I have no answer to the question why McCarthy remains the villain he is portrayed as having been by the right. That the left villifies him is par for the course. They will never stop since it is a supposed weak point for the conservative side of politics so long as McCarthyism remains the epitome of political evil. But on the right there ought to be, you would think, some effort made to resurrect his memory, especially since virtually everything he said proved not only to be true, but largely understated. I wrote about the latest episode of the right using McCarthy once again as the arch villain here. Now, Diana West, who has also found herself on the outside looking in for writing the most extraordinary book on communist infiltration of the Roosevelt White House, American Betrayal, has taken up this theme by looking at the post I wrote.

She has written The Problem Isn’t “McCarthyism,” It’s McCarthymania. When I looked at the original article in the Weekly Standard attacking McCarthy for having used his influence to have one of his assistants receive a commission (which he didn’t get, by the way) as a parallel instance of Joe Biden’s son being thrown out of the army for cocaine use having received his own commission in the first place because his father is Vice President, I could say no more than this is not an issue that should be used as a form of self-flagellation on the right.
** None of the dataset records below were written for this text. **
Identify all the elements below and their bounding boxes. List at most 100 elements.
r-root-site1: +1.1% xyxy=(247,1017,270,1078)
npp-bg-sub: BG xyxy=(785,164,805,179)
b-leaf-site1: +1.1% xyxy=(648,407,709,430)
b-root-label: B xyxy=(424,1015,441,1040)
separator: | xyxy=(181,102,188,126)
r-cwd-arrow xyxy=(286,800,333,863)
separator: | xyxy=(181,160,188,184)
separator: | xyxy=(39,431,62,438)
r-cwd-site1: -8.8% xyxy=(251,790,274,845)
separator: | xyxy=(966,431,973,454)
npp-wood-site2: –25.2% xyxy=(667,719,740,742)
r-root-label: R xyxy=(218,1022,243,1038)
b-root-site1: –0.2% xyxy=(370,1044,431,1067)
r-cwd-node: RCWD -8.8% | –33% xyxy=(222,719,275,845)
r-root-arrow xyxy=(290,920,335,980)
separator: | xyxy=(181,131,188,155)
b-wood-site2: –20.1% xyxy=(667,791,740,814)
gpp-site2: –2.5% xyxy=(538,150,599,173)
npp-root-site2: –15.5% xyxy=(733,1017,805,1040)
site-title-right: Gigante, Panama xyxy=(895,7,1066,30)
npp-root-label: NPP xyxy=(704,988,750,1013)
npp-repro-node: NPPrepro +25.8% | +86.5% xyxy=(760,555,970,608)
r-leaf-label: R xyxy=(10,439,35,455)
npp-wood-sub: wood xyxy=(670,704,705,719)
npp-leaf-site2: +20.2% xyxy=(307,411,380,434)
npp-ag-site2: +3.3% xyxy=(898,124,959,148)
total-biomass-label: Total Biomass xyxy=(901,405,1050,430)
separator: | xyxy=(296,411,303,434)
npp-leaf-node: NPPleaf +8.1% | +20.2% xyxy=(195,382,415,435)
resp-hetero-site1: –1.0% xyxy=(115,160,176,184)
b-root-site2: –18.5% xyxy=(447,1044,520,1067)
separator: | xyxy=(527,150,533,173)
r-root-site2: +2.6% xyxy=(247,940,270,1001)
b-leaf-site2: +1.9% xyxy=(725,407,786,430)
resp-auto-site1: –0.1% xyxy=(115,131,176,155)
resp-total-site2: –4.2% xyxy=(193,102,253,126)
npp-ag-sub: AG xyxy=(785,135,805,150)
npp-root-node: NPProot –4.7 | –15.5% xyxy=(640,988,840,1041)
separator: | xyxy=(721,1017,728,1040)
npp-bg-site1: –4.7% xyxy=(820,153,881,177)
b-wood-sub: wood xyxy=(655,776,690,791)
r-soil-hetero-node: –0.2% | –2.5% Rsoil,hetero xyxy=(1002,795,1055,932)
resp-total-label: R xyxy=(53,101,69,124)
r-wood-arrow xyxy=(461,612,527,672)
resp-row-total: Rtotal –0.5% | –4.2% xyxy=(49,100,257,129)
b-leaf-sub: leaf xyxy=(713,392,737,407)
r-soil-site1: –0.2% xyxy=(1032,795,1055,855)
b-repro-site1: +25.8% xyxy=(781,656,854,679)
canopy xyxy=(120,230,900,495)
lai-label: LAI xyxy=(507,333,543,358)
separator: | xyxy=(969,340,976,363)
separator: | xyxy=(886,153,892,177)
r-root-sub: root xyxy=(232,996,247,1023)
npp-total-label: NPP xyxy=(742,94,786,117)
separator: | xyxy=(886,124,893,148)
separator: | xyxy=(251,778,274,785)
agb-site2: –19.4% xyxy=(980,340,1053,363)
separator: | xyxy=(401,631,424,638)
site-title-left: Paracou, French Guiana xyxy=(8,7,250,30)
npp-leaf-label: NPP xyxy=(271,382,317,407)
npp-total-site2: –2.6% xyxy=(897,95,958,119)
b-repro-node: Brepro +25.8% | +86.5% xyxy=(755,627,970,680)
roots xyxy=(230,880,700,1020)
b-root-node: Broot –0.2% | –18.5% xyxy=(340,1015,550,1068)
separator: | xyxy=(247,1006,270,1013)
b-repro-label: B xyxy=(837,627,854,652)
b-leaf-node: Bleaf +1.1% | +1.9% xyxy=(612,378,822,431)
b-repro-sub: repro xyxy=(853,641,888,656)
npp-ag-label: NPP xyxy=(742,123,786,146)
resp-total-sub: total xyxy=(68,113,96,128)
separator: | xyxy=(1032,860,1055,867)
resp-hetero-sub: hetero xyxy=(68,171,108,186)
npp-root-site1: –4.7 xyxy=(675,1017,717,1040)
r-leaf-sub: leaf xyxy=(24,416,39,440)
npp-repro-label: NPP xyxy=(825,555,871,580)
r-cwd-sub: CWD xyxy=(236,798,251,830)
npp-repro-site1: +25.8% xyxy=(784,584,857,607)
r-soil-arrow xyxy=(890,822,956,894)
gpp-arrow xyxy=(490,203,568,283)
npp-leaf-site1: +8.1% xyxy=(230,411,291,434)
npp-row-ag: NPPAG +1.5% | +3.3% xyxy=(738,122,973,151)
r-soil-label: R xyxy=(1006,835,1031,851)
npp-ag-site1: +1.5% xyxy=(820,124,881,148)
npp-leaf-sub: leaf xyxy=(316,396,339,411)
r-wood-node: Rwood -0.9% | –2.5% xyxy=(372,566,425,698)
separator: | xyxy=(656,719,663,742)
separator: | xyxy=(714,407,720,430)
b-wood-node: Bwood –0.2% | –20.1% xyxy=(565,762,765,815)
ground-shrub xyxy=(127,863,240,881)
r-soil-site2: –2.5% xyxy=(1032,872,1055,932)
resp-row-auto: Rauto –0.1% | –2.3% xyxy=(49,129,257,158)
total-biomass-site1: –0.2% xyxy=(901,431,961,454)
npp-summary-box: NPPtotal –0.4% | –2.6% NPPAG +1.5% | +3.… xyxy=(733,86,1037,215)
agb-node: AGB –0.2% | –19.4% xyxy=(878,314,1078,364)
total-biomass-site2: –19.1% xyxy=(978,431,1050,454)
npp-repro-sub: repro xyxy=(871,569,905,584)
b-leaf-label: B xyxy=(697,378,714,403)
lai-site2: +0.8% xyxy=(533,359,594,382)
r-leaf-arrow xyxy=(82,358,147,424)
Why allow this minor scandal to be shared in such a stupid way, to write as if we are just as bad as them, and to use McCarthy as the vehicle? But the fact is, I didn’t know any of the details of this particular instance, but Diana West does. And when you read these details, the supposed equivalence is more obtuse than you could possibly imagine. Here is what I found to be the crucial point:

Ironically, at one point in the proceedings, as Evans relates in his definitive McCarthy study, Blacklisted by History, famed Army lawyer Welch, thinking to discredit Cohn, moved to introduce into the record one of the many Army-transcribed conversations on the matter, in this case between Army Secretary Stevens and Sen. McCarthy. It was a conversation “in which McCarthy downplayed the importance of Schine [as an investigator on his staff], said he didn’t want any favors for him, and said Cohn was `completely unreasonable’ on the topic.”

There is no parallel. McCarthy once again comes across as a man of exemplary character. Others may then wish to toss this around, and do the left’s work for them by contesting West and Stanton Evans, but to what end? If they are the enemy what is Obama? My greater question is, where is our McCarthy today, someone who can take the fight up to the left who are ruining our civilisation in so many ways that it is almost impossible to see how this can ever be turned round. The institutions have been marched through to such an extent that even when you find someone like Diana West who writes a book that exposes the perfidy of the left, it is our side that does the trouncing while the left merely stands by and laughs at what fools we are.